Many parts of the agreement represent bipartisan consensus between Chairman McCain, Chairman Thornberry, Ranking Member Reed, and Ranking Member Adam Smith. We all appreciate their hard work on those matters for our troops and their families.

It provides well-deserved pay increases to our uniformed and defense civilian workforce. It modernizes the personnel benefit system to include a government matched savings plan. It authorizes $300 million in assistance to Ukraine, of which $50 million may be lethal assistance. It codifies the President's Executive order against torture and ensures that interrogations follow the Army Field Manual. I wish to thank Senator McCain and Senator Feinstein in particular for their leadership on this issue.

In addition, it extends the Afghan Special Immigrant Visa program so that we may continue to keep faith with foreign translators who risked their lives working with our troops.
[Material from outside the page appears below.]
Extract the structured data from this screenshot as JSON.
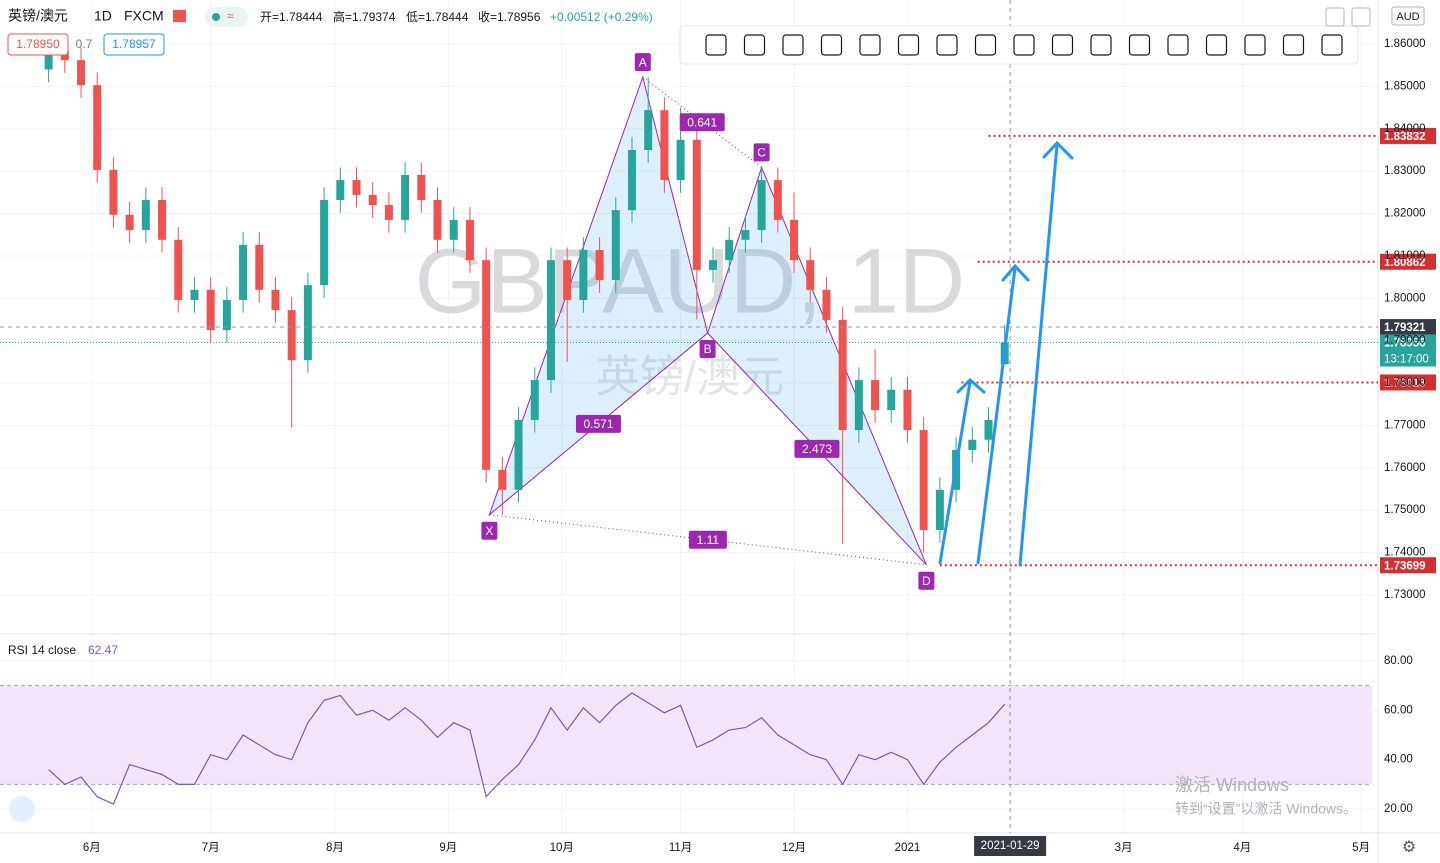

It authorizes a number of military construction projects around the world, including $29 million in family housing units at Rock Island Arsenal, IL. It reauthorizes the DOD-VA pilot program at North Chicago, the Lovell Federal Health Care Center.

For these and many other reasons, I voted for the agreement, but it is a compromise, and I must express my opposition to a few of its provisions.
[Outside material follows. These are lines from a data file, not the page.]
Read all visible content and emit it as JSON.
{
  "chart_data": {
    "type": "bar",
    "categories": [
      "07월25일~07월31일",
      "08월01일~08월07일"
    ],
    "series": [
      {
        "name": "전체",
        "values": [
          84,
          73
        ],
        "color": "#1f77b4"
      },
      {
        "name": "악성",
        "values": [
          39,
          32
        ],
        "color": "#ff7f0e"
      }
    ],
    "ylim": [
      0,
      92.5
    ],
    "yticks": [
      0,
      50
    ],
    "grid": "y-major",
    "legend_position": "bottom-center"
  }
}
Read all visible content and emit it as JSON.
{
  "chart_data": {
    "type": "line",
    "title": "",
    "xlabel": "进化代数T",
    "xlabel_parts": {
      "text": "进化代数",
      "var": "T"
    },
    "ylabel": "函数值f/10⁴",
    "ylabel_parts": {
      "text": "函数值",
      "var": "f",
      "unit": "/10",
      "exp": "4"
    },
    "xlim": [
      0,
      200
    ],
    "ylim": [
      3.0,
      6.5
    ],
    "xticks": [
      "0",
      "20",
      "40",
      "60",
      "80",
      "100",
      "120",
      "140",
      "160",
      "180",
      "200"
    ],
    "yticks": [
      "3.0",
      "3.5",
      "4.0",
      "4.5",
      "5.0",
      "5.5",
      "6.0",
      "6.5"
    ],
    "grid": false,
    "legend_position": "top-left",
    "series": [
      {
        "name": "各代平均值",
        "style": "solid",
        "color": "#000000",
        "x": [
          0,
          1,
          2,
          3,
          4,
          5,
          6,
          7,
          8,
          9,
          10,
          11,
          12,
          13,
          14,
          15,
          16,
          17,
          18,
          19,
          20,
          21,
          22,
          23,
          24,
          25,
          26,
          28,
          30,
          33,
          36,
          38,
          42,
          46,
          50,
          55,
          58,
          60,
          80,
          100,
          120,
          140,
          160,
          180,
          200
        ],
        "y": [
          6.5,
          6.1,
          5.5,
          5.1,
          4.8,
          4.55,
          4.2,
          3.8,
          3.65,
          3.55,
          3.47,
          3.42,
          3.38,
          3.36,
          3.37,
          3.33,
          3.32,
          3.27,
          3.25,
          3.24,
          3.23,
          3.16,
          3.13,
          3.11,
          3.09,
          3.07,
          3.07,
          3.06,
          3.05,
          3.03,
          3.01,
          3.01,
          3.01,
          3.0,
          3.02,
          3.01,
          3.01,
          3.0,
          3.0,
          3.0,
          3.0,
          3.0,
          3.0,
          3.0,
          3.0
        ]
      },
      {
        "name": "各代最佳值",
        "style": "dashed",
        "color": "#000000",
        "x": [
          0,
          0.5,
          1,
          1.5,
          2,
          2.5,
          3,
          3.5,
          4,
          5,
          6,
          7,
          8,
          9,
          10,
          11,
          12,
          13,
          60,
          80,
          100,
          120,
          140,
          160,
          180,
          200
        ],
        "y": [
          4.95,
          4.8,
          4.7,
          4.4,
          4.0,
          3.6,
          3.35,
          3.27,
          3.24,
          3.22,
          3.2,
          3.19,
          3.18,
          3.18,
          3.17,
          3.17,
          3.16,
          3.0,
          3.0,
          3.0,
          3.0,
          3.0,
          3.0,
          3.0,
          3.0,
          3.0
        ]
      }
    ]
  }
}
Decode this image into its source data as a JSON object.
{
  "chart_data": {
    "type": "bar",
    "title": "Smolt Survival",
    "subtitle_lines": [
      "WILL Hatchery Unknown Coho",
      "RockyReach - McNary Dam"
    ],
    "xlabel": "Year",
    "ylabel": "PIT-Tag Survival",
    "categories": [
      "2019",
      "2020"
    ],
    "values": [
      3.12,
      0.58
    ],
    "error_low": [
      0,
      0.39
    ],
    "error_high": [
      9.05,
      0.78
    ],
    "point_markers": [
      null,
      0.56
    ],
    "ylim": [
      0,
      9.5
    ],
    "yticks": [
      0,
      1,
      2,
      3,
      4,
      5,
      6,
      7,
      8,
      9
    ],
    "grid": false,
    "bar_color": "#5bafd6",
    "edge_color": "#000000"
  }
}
One of those points of disagreement is that the bill prevents the closure of the U.S. military base at Guantanamo Bay, Cuba. The reality is that, every day that it remains open, Guantanamo prison weakens our alliances, inspires our enemies, and calls into question our commitment to human rights.

Time and again, our most senior national security and military leaders have called for the closure of Guantanamo. In addition to the national security cost, every day that Guantanamo remains open, we are wasting taxpayer dollars. We are spending $3.3 million per year for each detainee held at Guantanamo Bay--compare that with the estimated $78,000 that it costs to hold a detainee in a Federal super maximum security prison.

Yet the conference agreement makes it even harder to transfer detainees to foreign countries, prohibits transfers to the U.S., and prohibits construction or modification of facilities in the U.S.

All of us are committed to preventing terrorist attacks. Terrorists deserve swift and sure justice and severe prison sentences.

But holding detainees at Guantanamo does not administer justice effectively. It does not serve our national security interests, and it is inconsistent with the country's history as a champion of human rights.

In order to conform to the budget agreement, the bill also includes $1.7 billion in reductions to headquarters management personnel. Everyone in the Senate wants to cut the fat from the Pentagon, but we must make sure that these cuts are targeted toward inefficiency and waste, as opposed to recklessly eliminating our valued DOD civilian workforce.

The women and men who serve our Nation's defense outside of a uniform are our teammates in making our country secure. They process military pay; investigate fraud, waste, and abuse; oversee expensive weapons programs; and many more important functions. I am proud of each DOD civilian, especially those who work in Illinois, and I will work to make sure that the Congress supports their contributions to our country.

This is a very good agreement, these reservations notwithstanding. It is full of provisions which help our troops, reforms the way the Pentagon does business, and provides for our military families. I thank Senator McCain and Senator Reed for their hard work and commend the bill's passage for the 54th year in a row.